P. I. — Comment devient-on chercheure dans le monde du sport ?

F. C. — L’atavisme familial y est pour quelque chose. Mes parents ont toujours été très sportifs et, à ce titre, passionnés par les JO. Enfant, je me demandais bien ce qui pouvait générer un tel enthousiasme pour ces compétitions en particulier. La vie a donc fait que j’ai toujours eu l’univers du sport en toile de fond. Après un bac scientifique, je me suis orientée vers des études universitaires en STAPS (Sciences et techniques des activités physiques et sportives). Rapidement, je me suis intéressée à l’histoire du sport, qui est une façon originale et passionnante d’étudier notre histoire. Et l’histoire du CIO est un monde en soi. Avec mon homologue — et mari ! — Patrick Clastres, je travaille plus spécifiquement sur les portraits des dirigeants olympiques.
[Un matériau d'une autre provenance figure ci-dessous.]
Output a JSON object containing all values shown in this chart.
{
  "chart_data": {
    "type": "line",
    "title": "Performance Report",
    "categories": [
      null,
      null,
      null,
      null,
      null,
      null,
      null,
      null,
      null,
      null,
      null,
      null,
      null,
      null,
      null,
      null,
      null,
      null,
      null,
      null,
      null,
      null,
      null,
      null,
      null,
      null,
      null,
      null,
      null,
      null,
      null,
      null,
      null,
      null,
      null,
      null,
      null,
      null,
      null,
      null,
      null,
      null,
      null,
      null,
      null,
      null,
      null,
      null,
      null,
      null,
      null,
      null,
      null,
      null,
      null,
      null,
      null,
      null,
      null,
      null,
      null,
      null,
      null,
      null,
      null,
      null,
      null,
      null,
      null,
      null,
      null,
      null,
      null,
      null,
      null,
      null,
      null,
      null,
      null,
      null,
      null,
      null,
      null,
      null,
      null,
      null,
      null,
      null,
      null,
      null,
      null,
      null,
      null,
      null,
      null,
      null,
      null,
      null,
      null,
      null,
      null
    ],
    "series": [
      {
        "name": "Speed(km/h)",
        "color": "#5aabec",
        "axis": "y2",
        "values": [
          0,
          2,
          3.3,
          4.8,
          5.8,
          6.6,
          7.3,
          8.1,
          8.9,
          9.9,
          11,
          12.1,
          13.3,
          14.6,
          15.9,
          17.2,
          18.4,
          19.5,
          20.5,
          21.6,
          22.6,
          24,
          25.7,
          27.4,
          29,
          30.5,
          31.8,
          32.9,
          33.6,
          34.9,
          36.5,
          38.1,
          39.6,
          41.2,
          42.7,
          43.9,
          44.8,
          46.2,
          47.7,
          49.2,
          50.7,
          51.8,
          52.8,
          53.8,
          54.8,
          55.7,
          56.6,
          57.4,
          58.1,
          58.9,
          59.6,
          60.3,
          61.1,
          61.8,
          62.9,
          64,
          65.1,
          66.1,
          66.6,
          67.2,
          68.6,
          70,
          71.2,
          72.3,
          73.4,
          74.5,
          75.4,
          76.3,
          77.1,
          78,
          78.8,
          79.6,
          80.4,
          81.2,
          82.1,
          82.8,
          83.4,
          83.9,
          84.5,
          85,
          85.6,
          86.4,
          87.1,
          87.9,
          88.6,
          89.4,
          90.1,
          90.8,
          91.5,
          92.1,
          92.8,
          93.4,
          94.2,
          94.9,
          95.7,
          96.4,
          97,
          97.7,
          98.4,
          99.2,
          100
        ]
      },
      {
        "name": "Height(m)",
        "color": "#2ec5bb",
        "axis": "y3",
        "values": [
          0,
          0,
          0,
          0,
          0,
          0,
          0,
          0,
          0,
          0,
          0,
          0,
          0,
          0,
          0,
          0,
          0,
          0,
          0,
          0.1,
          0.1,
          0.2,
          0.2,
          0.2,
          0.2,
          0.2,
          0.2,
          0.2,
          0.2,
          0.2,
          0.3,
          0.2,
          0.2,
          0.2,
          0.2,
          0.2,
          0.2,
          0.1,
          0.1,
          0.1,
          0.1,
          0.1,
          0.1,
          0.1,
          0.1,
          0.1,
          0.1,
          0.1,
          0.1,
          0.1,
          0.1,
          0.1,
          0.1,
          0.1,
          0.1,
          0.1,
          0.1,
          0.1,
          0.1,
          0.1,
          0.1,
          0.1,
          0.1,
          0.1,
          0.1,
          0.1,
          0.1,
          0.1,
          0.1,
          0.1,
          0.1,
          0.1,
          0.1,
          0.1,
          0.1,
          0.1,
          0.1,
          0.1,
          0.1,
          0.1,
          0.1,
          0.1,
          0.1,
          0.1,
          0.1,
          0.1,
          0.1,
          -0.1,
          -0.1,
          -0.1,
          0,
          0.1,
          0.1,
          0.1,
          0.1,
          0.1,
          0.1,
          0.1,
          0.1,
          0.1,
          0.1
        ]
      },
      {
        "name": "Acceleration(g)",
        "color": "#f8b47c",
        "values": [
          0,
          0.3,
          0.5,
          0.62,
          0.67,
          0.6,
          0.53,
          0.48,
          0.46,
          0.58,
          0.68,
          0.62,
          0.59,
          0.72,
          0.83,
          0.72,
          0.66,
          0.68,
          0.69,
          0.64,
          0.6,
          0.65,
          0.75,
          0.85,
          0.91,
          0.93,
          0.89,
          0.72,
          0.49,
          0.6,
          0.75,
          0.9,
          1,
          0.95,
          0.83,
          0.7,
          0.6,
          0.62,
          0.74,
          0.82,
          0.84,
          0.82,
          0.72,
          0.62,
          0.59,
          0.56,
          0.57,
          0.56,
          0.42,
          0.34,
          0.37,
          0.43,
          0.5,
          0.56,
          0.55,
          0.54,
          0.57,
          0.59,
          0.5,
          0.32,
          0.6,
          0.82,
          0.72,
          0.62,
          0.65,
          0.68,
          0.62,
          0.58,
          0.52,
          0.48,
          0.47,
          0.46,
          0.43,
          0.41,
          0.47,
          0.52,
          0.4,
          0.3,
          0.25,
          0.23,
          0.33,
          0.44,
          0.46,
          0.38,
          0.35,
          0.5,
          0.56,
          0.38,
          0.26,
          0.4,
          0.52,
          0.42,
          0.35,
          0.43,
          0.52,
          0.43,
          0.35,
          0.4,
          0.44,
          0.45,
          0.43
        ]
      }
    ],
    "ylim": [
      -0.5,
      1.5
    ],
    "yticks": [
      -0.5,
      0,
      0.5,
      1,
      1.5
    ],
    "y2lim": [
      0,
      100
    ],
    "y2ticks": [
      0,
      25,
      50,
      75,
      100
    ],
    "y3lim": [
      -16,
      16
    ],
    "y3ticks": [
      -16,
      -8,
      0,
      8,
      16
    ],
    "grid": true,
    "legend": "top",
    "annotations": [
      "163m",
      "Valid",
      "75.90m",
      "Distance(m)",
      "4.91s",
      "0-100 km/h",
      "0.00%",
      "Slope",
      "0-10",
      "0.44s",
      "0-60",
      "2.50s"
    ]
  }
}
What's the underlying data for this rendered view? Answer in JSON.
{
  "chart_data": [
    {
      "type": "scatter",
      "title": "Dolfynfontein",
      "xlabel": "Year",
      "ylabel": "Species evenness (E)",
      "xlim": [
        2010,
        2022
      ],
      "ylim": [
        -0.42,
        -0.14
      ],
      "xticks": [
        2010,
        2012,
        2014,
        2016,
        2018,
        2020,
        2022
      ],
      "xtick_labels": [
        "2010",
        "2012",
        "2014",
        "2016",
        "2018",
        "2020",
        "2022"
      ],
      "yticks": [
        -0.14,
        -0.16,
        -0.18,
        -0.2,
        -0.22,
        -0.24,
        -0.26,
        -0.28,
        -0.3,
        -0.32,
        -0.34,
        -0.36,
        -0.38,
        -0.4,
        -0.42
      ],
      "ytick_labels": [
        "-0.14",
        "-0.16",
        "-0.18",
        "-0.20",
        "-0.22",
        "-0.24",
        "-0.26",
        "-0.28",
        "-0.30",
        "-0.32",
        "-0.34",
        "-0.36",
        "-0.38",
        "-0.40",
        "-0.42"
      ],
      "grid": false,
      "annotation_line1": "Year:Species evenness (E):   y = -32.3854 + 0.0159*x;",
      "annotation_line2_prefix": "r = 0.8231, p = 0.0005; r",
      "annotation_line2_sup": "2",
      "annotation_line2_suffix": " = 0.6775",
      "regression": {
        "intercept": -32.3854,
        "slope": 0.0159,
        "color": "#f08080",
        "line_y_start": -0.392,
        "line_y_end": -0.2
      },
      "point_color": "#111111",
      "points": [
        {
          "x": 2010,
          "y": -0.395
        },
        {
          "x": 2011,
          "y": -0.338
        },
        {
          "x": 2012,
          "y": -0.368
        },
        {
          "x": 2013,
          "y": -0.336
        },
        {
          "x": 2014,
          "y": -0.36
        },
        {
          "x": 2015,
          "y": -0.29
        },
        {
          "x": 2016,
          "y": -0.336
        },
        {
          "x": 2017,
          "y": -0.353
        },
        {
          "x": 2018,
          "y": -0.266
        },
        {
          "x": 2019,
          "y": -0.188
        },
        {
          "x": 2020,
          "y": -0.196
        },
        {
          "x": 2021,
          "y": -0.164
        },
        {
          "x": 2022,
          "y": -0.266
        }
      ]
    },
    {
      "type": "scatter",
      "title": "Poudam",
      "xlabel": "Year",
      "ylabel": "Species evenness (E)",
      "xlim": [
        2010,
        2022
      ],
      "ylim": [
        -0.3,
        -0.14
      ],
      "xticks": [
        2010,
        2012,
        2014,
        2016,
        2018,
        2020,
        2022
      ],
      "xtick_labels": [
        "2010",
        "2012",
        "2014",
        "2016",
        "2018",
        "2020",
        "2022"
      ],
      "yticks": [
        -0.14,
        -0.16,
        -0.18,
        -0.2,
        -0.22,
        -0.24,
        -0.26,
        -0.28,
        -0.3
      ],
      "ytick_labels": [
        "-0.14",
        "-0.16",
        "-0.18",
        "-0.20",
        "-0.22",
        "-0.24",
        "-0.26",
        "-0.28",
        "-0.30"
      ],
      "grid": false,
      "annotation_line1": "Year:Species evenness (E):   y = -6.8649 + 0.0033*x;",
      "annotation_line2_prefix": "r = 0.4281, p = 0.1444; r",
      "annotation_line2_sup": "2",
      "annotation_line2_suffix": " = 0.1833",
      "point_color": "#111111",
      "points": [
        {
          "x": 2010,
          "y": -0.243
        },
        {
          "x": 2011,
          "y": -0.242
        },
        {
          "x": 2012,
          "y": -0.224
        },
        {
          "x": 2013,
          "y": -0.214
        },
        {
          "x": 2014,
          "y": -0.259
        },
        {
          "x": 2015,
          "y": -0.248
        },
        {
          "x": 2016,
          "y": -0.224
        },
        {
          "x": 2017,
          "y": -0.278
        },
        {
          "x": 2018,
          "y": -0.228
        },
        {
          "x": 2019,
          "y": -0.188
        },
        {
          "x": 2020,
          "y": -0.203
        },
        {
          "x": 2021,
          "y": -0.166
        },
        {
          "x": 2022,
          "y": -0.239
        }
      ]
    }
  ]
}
P. I. — Le sport a longtemps été le parent pauvre des travaux académiques : les choses sont-elles en train de changer ?

F. C. — Depuis une vingtaine d’années, la perception qu’en ont les intellectuels au sens large n’est plus la même. Après avoir été longtemps considéré comme un élément de la « sous-culture », le sport a changé de dimension. Ses interactions avec les enjeux économiques, les mutations sociales, les questions culturelles et, bien sûr, les relations internationales ne sont plus discutées. Il y aura toujours des esprits chagrins pour contester cet élargissement du périmètre du sport, mais il s’agit sans aucun doute d’un combat d’arrière-garde.

(1) À l’issue de la prise d’otages, onze membres de la délégation israélienne trouvent la mort.

(2) 100 mètres, 200 mètres, relais 4 x 100 mètres, saut en longueur.